Mas quando a tristeza
caiu sobre a terra, nada mais havia para ela naquele lugar. Tivera amor e mil
razões para ser feliz, mas agora tudo parecia sem sentido, tudo era trevas e
insatisfação. Juntou os cacos da vida que lhe restava e tomou rumo
incerto. Iria para onde ninguém a conhecesse, talvez algum dia reencontraria
paz. Deixou tudo para traz, nem a máquina de escrever quis levar, era pesada,
só algumas roupas em sua mala.
Pegou o primeiro trem
para nova vida. Quando chegou a cidade era pequena, olhares curiosos pareciam
perguntar quem é você? Ela conseguiu encontrar uma imobiliária com preços que
combinavam com sua pequena aposentadoria, era um pequeno apartamento no quinto
andar de um edifício antigo. Uma sala pequena, porém, bem mobiliada com uma
janela que dava para a rua com pouco movimento, um quarto com cama de casal e
uma pequena cozinha com armários azuis. Achou graça nos armários que pareciam
ter saído de um catálogo dos anos cinquenta.
Parou olhou pela janela
do quarto e viu que dava para outra janela a poucos metros do seu, tinha a
impressão de que se do outro lado alguém esticasse os braços, tocariam as suas
mãos. Ideia idiota, para quem não tinha mais ninguém no mundo, nem ousava ter o
toque de outro ser humano.
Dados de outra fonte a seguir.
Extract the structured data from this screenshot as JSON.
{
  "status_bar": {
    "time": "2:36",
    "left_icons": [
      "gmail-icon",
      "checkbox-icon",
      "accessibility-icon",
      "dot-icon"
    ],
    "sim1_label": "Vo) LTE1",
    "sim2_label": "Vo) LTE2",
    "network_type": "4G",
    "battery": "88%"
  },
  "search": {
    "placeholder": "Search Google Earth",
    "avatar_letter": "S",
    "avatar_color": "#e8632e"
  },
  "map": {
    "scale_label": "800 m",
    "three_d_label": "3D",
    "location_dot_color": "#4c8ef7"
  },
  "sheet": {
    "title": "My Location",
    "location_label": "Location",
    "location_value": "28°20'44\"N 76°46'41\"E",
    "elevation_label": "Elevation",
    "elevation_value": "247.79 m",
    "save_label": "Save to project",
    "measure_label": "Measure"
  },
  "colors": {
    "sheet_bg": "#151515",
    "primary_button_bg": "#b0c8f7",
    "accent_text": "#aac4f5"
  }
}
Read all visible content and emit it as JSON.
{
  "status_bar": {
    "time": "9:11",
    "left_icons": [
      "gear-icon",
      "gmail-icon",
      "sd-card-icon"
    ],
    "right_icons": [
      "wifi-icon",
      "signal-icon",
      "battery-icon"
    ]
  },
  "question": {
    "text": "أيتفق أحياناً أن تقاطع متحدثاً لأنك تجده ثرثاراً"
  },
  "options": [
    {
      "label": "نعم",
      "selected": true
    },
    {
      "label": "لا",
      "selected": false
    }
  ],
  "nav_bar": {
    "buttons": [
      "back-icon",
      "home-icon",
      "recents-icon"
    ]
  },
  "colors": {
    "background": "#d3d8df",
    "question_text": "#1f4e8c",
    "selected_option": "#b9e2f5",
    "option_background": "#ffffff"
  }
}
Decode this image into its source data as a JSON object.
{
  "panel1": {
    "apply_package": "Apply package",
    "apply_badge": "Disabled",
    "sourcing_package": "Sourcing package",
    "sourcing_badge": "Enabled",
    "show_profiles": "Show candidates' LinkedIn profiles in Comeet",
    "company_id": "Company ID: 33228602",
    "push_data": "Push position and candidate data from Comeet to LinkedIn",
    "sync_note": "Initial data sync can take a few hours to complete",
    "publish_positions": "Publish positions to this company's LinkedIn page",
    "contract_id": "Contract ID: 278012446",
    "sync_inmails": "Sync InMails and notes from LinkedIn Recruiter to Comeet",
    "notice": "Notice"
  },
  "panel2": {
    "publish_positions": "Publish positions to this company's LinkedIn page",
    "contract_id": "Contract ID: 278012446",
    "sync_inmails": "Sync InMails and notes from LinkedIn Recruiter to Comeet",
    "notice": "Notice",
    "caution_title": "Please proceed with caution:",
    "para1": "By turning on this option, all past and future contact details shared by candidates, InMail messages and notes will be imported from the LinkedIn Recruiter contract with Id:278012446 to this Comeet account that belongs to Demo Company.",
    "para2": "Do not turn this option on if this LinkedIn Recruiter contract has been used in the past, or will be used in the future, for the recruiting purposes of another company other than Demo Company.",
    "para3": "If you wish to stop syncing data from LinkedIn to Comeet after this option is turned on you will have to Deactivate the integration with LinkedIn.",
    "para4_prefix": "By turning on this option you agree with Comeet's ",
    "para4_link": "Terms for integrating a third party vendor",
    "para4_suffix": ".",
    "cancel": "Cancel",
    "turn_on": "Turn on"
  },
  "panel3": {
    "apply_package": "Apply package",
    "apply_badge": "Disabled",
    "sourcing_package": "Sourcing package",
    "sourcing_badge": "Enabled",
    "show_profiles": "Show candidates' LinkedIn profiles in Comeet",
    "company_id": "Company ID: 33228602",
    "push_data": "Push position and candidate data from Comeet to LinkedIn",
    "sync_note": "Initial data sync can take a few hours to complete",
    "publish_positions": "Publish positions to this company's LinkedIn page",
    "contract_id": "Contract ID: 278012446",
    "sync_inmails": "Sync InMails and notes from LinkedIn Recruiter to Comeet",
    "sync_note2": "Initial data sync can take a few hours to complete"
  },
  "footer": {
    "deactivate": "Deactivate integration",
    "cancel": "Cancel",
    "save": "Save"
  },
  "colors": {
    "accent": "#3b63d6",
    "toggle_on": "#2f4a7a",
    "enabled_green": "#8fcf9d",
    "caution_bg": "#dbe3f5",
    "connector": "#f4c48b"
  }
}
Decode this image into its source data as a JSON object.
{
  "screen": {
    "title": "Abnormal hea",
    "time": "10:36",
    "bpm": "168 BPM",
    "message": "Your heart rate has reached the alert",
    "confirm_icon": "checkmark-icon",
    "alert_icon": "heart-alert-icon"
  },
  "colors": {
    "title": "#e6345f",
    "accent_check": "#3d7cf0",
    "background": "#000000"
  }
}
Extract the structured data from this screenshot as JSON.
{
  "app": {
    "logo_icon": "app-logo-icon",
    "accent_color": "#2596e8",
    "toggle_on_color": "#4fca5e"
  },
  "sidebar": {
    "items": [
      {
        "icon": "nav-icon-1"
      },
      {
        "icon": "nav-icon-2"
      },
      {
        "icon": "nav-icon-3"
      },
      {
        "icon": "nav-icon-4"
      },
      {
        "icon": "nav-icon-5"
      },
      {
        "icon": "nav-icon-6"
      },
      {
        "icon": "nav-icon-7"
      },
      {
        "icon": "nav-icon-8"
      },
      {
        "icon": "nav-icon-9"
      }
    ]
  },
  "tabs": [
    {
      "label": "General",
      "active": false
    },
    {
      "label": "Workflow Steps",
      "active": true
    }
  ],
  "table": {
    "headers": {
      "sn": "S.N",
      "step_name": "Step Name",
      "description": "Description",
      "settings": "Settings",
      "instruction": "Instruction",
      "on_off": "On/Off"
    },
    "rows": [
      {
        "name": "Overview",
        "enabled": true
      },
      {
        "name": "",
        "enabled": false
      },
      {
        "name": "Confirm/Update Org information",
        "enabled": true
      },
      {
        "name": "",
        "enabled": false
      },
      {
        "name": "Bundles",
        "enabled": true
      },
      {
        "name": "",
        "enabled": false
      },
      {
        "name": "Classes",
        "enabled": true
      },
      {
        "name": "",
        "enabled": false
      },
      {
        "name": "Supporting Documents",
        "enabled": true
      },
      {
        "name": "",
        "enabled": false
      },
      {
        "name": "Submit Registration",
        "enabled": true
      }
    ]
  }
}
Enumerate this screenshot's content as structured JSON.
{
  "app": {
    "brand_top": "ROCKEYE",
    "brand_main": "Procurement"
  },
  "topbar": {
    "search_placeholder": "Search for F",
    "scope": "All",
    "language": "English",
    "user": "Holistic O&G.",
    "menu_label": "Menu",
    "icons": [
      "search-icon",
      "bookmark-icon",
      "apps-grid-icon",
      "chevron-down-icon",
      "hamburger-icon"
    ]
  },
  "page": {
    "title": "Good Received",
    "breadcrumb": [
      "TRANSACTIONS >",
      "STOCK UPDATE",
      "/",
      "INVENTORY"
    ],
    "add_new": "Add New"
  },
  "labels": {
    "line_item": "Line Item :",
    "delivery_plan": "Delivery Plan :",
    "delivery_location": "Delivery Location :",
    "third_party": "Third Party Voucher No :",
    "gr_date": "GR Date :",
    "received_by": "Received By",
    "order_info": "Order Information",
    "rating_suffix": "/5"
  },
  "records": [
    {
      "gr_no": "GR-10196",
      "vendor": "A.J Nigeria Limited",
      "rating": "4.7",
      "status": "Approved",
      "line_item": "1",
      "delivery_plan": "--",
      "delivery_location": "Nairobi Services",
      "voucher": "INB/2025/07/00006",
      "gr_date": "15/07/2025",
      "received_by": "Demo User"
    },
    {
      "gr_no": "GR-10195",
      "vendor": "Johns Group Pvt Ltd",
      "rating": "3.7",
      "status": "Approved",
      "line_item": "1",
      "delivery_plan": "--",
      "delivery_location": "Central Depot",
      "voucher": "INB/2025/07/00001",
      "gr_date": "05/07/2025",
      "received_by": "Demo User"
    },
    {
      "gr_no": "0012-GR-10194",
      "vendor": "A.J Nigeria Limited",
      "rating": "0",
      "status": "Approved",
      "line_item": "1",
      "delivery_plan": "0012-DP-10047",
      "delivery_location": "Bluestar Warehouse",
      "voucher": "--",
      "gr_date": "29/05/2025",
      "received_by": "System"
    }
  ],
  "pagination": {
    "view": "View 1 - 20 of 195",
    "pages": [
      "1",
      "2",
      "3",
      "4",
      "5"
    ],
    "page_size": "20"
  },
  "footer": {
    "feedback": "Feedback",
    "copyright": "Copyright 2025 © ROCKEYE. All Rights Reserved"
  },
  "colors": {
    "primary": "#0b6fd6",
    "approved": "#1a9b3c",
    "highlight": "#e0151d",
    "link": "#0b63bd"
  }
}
Passou uma semana inteira varrendo e limpando, fazia
isso com gosto era uma distração, de seus pensamentos tristes e de sua
incapacidade de sentir felicidade.
Havia um pequeno
mercado na esquina, um casal simpático de meia idade, já haviam perguntado, de
onde viera, o que fazia, quais eram os seus planos, se era casada, se tinha
filhos? Ela sorriu e simplesmente disse que estava atarefada, em outro momento
conversaria, não era dada a conversas. Não voltou mais a aquele mercadinho.
Encontrou outro mais distante, onde ninguém a olhava com indagações. Passou um mês. Clarice estava acomodada em seu refúgio, voltou a escrever seus contos, histórias do cotidiano, porém notou que a cada vez que pegava a caneta, sua mão derramava sobre o papel centenas de palavras. seu cérebro parecia se apagar, como se uma outra mente a guiasse. Juntou os manuscritos e enviou a editora, em menos de um mês a responsável por seus textos veio lhe procurar super entusiasmada.
— Boa tarde Clarice.
— Boa tarde Alice, perdoe a demora em mandar os textos.
—Você, está brincando? Estes contos são maravilhosos, parece que você realmente conseguiu, deixar as velhas histórias de família, suas palavras são assustadoramente envolventes, seus personagens são cativantes.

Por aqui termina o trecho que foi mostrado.